Menil Drawing Institute

2012–2018 | Houston TX

Client The Menil Collection
Architect Johnston Marklee
Structural Engineer Guy Nordenson and Associates
Awards 2022 AIA Architecture Awards; 2021 Texas Society of Architects Design Award; 2020 AIA Houston Architecture less than 50K SF Design Award; 2020 AIA Los Angeles Design Honor Award; 2019 Metal Architecture Judges Design Award; 2019 AN Best of Design Award for Cultural; 2017 Progressive Architecture Award; 2016 The Chicago Athenaeum American Architecture Award

This 30,150sf structure on the Menil Collection campus is the first freestanding facility in the US created especially for the exhibition, study, conservation and storage of modern and contemporary drawings. The large live oak trees on the site inspired the design of the three square, open-roofed courtyards with enclosed volumes set between the courtyards providing the main areas for the building's programs.

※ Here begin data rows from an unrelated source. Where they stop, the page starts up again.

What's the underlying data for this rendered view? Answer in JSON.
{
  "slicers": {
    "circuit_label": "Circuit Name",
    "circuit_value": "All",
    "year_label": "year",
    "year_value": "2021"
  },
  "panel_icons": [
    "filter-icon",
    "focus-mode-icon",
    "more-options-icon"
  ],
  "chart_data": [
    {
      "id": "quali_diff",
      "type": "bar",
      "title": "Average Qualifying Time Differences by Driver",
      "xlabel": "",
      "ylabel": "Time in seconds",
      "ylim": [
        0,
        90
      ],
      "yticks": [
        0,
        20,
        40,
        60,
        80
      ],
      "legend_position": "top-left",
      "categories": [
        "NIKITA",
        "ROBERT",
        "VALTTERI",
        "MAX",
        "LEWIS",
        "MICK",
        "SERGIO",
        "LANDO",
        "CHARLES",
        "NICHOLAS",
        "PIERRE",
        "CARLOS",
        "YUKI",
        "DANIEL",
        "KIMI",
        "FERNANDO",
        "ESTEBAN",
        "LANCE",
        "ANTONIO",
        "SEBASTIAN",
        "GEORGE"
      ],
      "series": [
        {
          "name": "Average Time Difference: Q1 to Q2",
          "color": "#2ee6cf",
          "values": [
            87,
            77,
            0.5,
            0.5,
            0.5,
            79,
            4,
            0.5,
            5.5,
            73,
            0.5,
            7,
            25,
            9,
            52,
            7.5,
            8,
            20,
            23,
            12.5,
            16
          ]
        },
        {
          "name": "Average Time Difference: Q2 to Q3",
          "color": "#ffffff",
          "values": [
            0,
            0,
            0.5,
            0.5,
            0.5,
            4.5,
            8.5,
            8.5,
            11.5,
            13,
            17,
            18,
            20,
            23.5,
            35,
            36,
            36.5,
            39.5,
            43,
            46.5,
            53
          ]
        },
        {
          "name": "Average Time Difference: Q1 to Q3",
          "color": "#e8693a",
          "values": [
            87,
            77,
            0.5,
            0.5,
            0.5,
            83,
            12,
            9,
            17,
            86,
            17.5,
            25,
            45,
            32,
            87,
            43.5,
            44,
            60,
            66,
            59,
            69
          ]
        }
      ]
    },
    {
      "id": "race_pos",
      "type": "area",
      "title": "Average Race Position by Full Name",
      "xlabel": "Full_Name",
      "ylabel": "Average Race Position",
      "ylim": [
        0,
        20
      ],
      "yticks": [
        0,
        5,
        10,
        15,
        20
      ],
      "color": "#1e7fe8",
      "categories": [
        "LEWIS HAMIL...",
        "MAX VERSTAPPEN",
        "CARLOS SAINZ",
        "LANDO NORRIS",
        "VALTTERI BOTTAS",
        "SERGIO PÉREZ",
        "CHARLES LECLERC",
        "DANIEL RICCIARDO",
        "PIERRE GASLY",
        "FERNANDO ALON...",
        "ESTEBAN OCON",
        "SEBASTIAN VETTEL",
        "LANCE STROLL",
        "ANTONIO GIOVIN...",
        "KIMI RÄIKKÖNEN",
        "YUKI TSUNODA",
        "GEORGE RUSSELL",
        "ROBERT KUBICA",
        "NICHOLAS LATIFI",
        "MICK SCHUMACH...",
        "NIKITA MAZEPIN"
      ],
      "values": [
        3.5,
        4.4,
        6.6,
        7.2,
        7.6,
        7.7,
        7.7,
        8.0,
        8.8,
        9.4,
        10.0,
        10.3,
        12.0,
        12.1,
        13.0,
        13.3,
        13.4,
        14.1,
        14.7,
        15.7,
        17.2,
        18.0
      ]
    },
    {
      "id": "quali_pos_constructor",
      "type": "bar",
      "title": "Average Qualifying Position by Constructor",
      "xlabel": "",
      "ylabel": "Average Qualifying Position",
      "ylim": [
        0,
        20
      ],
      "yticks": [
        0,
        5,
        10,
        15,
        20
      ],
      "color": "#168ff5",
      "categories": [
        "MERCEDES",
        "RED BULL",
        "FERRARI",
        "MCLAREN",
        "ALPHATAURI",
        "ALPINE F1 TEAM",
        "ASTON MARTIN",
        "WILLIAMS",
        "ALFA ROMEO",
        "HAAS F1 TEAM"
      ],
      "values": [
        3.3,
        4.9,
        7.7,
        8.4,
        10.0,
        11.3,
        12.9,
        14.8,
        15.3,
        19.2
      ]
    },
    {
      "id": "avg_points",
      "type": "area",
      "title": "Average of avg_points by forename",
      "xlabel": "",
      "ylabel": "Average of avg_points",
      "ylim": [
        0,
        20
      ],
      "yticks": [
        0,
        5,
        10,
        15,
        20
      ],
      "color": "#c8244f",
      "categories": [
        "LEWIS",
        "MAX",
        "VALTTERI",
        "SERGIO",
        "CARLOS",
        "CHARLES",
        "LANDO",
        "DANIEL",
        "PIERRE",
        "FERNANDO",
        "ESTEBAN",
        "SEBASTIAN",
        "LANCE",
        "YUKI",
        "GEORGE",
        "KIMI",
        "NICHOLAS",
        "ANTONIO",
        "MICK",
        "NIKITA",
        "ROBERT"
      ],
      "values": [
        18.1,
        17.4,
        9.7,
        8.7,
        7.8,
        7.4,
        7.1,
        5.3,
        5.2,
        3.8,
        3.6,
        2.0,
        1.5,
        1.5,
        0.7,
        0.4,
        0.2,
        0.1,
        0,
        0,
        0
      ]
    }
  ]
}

A thin, flat roof made of painted steel is the unifying structural element between indoor and outdoor spaces. The outdoor courtyard structure is composed of welded folded steel plates with a series of internal steel stiffeners. Steel plate wall sections are 8in thick and taper to 6in thick at the sloped courtyard roof sections. Shallow steel tube trusses frame the interior courtyard. These steel plate and truss structures allow for unsupported free edges along the courtyards and exterior canopies of up to 60ft in length with minimal structural.

The cast-in-place concrete below grade structure includes an art storage vault designed to protect the vault contents in the event of a flood. This structure has a double concrete slab, double concrete roof, and double concrete walls with passive flood doors.